For 24 years, Peniana Arguelles worked as a special education assistant in Los Angeles public schools. At Menlo Avenue Elementary School in South Los Angeles, she feeds kids who can’t hold a fork, changes diapers, helps students pick paint colors, gives hugs when they cry.
Arguelles said she considers herself blessed and “loves her job and her students”. She is part of a body of specialist workers who do not have a teaching qualification but who serve as the teacher’s right hand when it comes to the needs of pupils, including the most vulnerable children with learning needs. learning and disabled children.
And as a member of Service Employees International Union Local 99 – which represents some 30,000 caretakers, food workers, gardeners, bus drivers and others – Arguellas is prepared to strike for three days as part of the a request for a 30% salary increase. Joining Local 99 in the strike will be members of the teachers’ union, a strike that would close schools, starting Tuesday.

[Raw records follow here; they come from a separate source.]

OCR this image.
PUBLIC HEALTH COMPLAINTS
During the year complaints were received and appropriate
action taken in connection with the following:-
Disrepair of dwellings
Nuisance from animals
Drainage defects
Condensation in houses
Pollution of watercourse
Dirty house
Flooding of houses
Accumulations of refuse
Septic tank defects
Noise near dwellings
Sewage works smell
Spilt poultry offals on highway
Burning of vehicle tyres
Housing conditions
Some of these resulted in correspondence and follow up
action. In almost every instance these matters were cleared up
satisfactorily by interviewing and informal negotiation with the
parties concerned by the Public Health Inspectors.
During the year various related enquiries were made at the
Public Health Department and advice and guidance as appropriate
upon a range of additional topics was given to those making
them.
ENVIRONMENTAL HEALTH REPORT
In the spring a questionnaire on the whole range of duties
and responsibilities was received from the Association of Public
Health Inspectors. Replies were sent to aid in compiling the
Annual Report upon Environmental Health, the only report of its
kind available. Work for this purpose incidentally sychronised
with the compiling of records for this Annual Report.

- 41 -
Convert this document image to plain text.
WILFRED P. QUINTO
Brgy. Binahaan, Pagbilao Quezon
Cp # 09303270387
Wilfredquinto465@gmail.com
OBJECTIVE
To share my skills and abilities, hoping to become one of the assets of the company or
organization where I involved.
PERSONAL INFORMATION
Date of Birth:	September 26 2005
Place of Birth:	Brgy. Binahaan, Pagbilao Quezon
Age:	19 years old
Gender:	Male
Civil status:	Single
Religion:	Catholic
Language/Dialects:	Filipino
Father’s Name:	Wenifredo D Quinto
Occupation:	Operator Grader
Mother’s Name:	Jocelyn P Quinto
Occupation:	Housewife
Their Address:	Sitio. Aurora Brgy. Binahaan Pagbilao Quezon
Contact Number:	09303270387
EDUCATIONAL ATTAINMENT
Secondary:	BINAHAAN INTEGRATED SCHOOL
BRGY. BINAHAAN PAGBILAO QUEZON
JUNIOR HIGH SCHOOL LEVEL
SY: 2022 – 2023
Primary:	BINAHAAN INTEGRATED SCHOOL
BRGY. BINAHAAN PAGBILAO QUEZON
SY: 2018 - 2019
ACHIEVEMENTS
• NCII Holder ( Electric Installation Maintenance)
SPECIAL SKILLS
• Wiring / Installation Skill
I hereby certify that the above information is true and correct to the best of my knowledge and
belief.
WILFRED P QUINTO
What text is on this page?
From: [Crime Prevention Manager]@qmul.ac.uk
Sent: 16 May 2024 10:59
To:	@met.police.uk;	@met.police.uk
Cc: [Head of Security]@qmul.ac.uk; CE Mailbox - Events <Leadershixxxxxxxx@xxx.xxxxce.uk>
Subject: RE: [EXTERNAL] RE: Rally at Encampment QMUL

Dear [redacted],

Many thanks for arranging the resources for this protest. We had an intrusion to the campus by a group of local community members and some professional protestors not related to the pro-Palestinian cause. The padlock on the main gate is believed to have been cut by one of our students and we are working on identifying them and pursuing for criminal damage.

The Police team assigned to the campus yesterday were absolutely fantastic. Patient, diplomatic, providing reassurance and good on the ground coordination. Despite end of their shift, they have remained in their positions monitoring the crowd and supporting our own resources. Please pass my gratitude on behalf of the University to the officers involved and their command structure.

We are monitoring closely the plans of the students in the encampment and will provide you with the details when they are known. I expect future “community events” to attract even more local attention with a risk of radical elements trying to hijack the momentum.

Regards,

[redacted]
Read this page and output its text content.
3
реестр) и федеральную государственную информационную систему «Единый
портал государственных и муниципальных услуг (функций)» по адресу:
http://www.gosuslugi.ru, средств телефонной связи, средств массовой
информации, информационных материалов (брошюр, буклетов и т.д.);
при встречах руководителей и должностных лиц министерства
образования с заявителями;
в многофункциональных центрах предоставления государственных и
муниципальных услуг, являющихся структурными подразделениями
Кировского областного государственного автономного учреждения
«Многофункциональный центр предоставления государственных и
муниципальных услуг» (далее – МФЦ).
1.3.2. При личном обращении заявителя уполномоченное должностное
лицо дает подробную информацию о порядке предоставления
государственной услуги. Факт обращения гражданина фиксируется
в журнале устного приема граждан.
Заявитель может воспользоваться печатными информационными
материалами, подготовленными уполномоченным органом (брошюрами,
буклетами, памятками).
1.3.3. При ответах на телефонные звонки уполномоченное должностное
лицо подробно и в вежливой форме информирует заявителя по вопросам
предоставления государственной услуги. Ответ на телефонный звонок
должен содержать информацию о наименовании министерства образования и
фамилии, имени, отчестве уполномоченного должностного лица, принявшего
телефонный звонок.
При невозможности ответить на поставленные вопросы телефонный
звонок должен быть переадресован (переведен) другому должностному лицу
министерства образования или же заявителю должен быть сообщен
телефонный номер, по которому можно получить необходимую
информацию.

Arguellas and other teaching assistants said their walkout was a matter of respect. They are among the lowest paid workers in the district. Aides who have worked with students with disabilities start at around $19 and can earn up to around $24 per hour. But they said their workload had become unsustainable.
Arguellas is especially irritated that the Los Angeles Unified School District is asking her to do more work outside of her classroom assignments — helping extra students with homework and leading calming exercises with them.
“It’s putting on two hats for the same pay,” she said. “It is not fair.”
Kyle Sanchez, 35, works at the Rosa Parks Learning Center in North Hills with 18 special education students in a fourth- and fifth-grade shared classroom. He said the class was “far too big” for him alone and that it entailed “too many off-clock hours”. He wants a higher salary, but also reduced class sizes and aid.
“We’ve reached the point where something needs to be done,” Sanchez said. “We need more staff, more money and a little respect.”
These teacher aides said the public does not understand the work their members do to keep schools running.
Francisco Magallanes, a special education assistant for 23 years at the Elizabeth Learning Center in Cudahy, said there are “many jobs” that special education assistants never get paid or recognized for.
This includes taking the bus to school with special education students starting at 7 a.m. and spending an additional 15-20 minutes at the end of school days escorting students past campus.
“There is a double duty that no one assigns to you,” Magallanes said.
On Wednesday afternoon, Magallanes was joined by his colleague from the Elizabeth Learning Center, Sergio Castro, 35, a special education teacher.
The “proud LAUSD product” and Roosevelt High School alumnus said the extra work for special education teachers and assistants is taken for granted.
Castro created an on-campus photography club specifically for students with special needs at the Elizabeth Learning Center which he says has created “opportunities for children to express themselves through photography.”
“It seems like ‘going beyond’ is expected,” Castro said. “We love our children and our school, but at the end of the day we need a living wage. We love LA, but we also need to be able to live here.
Denia Serrano, 33, and Juanita Zavaleta, 44, work at the Irving Steam Magnet School in Glassell Park.
Serrano served as a special education assistant in the district for eight years. This year, her job is to team up with a teacher to “discreetly” visit general education classes that include special education students.
Serrano said the goal was to “help each student as needed,” without embarrassing or singling them out.
It’s a job she’s “very proud of”, but in which she feels neglected and undervalued.
“I just can’t believe we’ve gotten to this point where we could strike because the district doesn’t want to pay us or respect us,” Serrano said. “It makes you feel like they don’t know you exist.”
Zavaleta is a braillist who transcribes English and works in a classroom with visually impaired children, helping new students acclimate to school and function with minimal prompting or navigation.
“When I look at this fight…it’s easy to say it’s about money, but it’s ultimately about respect,” Zavaleta said. “The superintendent makes $440,000 and we have people making $25,000. The fact that the district agrees with this is sad.